We created a website frontend for conducting pre-configured experiment description files. The system works by selecting the type of test (iperf/ping/etc.) and which nodes the test will control. The nodes are selected by checkboxes for senders and then by selecting receivers. Once the test is underway, live results (throughput/RTT, RSSI,CINR,etc.) can be seen through an auto-updating graph. Once the experiment is completed, a post processing results page is updated with zoom-able graphs of the result and download options in either sq3 or csv files.
Working with Madison Metro Transit, the WiRover system has been updated to include WiMAX. Currently only one bus is outfitted with WiMAX to discover and remove any issues that may appear.
The preparations for the installation of the Airspan base station is underway.

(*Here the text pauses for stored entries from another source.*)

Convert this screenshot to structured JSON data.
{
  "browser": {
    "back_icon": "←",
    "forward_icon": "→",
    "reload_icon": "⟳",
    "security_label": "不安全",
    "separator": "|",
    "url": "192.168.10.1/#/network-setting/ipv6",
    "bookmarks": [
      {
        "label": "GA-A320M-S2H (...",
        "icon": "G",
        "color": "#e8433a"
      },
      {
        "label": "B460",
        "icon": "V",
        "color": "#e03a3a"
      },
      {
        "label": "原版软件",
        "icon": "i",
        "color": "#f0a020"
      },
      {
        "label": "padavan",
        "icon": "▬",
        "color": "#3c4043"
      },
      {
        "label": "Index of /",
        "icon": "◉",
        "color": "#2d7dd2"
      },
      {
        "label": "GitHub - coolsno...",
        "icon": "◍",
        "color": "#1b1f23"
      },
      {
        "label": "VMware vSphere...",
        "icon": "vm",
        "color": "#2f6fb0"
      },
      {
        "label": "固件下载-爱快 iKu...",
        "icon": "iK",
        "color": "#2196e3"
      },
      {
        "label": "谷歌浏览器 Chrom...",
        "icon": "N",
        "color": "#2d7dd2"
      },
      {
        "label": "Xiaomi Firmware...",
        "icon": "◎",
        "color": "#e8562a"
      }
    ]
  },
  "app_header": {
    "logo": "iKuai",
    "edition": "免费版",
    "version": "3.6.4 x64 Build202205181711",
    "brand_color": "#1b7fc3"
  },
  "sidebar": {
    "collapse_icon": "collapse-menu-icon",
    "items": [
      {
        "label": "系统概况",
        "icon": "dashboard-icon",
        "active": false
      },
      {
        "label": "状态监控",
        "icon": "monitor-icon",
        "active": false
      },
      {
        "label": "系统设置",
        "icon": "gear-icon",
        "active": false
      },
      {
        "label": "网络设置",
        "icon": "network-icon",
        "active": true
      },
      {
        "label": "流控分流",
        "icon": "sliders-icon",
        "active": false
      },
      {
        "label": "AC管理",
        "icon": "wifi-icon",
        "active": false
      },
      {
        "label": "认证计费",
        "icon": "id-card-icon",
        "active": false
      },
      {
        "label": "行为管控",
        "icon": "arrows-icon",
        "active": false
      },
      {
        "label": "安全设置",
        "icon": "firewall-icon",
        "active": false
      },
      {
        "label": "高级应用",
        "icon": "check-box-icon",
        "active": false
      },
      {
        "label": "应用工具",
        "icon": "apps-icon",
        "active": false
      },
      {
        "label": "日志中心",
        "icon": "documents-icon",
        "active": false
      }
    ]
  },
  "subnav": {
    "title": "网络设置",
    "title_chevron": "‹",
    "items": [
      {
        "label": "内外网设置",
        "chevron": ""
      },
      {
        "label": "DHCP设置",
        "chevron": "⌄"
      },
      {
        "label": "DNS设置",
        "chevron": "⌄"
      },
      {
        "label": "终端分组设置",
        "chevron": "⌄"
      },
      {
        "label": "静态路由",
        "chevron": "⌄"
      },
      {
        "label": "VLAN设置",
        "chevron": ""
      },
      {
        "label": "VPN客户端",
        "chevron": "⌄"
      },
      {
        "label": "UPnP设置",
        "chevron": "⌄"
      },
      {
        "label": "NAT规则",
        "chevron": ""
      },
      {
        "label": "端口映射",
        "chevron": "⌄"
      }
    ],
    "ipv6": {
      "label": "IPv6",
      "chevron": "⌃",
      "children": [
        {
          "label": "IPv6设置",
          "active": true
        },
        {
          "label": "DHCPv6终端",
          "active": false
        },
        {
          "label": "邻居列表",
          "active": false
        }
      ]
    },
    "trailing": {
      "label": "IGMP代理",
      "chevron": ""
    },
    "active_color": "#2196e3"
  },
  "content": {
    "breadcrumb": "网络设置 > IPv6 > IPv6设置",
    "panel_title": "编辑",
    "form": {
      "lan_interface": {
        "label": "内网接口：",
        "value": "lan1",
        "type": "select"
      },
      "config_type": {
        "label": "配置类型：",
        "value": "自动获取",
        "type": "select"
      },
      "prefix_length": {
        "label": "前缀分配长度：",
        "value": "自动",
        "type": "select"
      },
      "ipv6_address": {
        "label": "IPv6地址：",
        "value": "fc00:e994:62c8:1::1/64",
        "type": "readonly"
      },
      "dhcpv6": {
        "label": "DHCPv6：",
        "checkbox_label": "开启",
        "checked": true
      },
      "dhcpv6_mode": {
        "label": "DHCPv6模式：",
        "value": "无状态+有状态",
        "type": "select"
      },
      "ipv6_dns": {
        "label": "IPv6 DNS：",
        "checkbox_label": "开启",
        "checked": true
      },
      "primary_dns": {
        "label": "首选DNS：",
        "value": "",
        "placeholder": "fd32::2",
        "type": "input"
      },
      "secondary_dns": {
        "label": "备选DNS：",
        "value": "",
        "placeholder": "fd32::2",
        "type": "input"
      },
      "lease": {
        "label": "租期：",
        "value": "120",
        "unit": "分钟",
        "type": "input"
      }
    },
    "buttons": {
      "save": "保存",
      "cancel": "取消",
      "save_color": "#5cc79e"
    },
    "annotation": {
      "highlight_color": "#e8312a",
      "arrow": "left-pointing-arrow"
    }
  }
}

We have received our experimental FCC license under the callsign WF2XXF and permission has been granted to install the base station on the City-County building in downtown Madison. The data will be backhauled through the Madison Unified Fiber Network (MUFN project) to the Computer Sciences building.
A. Activities and findings
B. Project participants
In UW-Madison --- Joshua Hare, Lance Hartung, Wes Miller, and Derek Meyer
C. Publications (individual and organizational)
D. Outreach activities
E. Collaborations
- Collaborations are ongoing with two local bus operators:
- Madison Metro Transit --- which operates city transit services in and around Madison, WI; and,
- Van Galder Bus --- which operates buses on various long distance routes between Madison, Milwaukee, Chicago, and Minneapolis.
Both these partners are using our WiMAX and in-vehicle node deployment to provide Internet services to their vehicles and passengers with great success and evaluating them for larger scale deployments.
F. Other Contributions
We are also collecting a large volume of user performance data on Internet access services from moving vehicles. This performance data will be published soon.